Demonstration of Over-fitting in Regression

Over-fitting a model means that the fit of the model would not apply well to other data sets and that’s pretty much the whole point of actually fitting the model in the first place. When there’s a lot of variables being tested and with less sample size there is more potential to find statistical significance that may not be applicable to other data. R2 is typically used for model fit for a regression but there are methods to alter the R2 to try and correct for any over-fitting that may be occurring. Adjusted R2 uses a mathematical formula based on sample size and number of variables to adjust R2 downward to its true estimation. There are also methods that involve iterating through the sample while leaving some of the data out to get an average R2. This site gives a good overview of methods like that such as k-folds and leave-one-out cross validation.

Uncorrelated data was simulated to test how R, R2, and R estimated using leave-one-out, K-Fold, and repeated K-Folds cross validation performed.

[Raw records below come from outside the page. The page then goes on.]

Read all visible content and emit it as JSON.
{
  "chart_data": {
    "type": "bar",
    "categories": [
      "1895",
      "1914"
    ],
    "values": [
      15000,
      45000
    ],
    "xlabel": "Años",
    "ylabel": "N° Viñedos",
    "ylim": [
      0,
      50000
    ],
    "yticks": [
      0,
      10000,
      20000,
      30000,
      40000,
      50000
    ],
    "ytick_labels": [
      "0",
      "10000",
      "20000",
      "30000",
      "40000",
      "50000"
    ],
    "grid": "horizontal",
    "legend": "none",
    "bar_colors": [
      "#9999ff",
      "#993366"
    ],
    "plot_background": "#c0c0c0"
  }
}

The simulation code is shown below.

r <- 100  #number of replications
varnum <- c(5, 10, 15, 20, 25, 30)
sampnum <- c(50, 100, 150, 200, 250, 300, 350, 400, 450, 500, 550, 600,
             650, 700, 750, 800, 850, 900, 950, 1000)
out.all <- NULL #creates blank sheet where every row will be one simulation result

for (v in varnum)
  {
for (s in sampnum)
  {
for(i in 1:r) #r is number of simulations/replications
{
  set.seed(200+i) #seed so that others can run with the same data and the means 
  
  maxdataframe <- as.data.frame(matrix(rnorm(50000*50,0,1),ncol=50))
  maxdataframe$DV <- rnorm(n = 50000, mean = 0, sd = 1)

  subsetdata <-  maxdataframe[c(1:s), c(1:v, 51)]

  #regular regression with r square, adj r-square
  model  <- lm(DV ~. , data = subsetdata)
  summodel <- summary(model)

  rsquare <- summodel$r.squared
  adjrsquare <- summodel$adj.r.squared
  coefftable <- as.data.frame(summodel$coefficients)
  coefftable = coefftable[-1,]
  coefftable$sig <- ifelse(coefftable$`Pr(>|t|)`<.05,1,0)
  sumsig <- sum(coefftable$sig)


  #regression with Leave one out cross validation
  train.control1 <- trainControl(method = "LOOCV")
  # Train the model
  model1 <- train(DV ~., data = subsetdata, method = "lm",
               trControl = train.control1)
  LOOCVR2 <- model1$results$Rsquared


  #K-fold cross-validation 10
  train.control2 <- trainControl(method = "cv", number = 10)
  #Run the model
  model2 <- train(DV ~., data = subsetdata, method = "lm",
               trControl = train.control2)
  kfold10R2 <- model2$results$Rsquared

  #Repeated K-fold cross-validation 10
  train.control3 <- trainControl(method = "repeatedcv", 
                              number = 10, repeats = 3)
  #Run the model
  model3 <- train(DV ~., data = subsetdata, method = "lm",
               trControl = train.control3)
  Rkfold10R2 <- model3$results$Rsquared
  
  out.one <- data.frame(i, v, s, rsquare, adjrsquare, sumsig, LOOCVR2, kfold10R2, Rkfold10R2)
  
  out.all <- rbind(out.all, out.one) 
}}} 

Below is a plot showing the R measures by estimation method by number of variables and sample size.

You would think that plain old R-Square would be the highest (and thus more over-estimating) value in all instances and while that happens in most instances, when there is a low number of variables K-fold and repeated K-fold is actually as high or higher. In all k-folds there were 10 folds so it could be that the fold numbers were not adequate for those sample and variable sizes. Leave-one-out tends to do a good job of not overestimating model fit and so does adjusted R-Square. Future analysis may look at how these measures deal with correlated variables.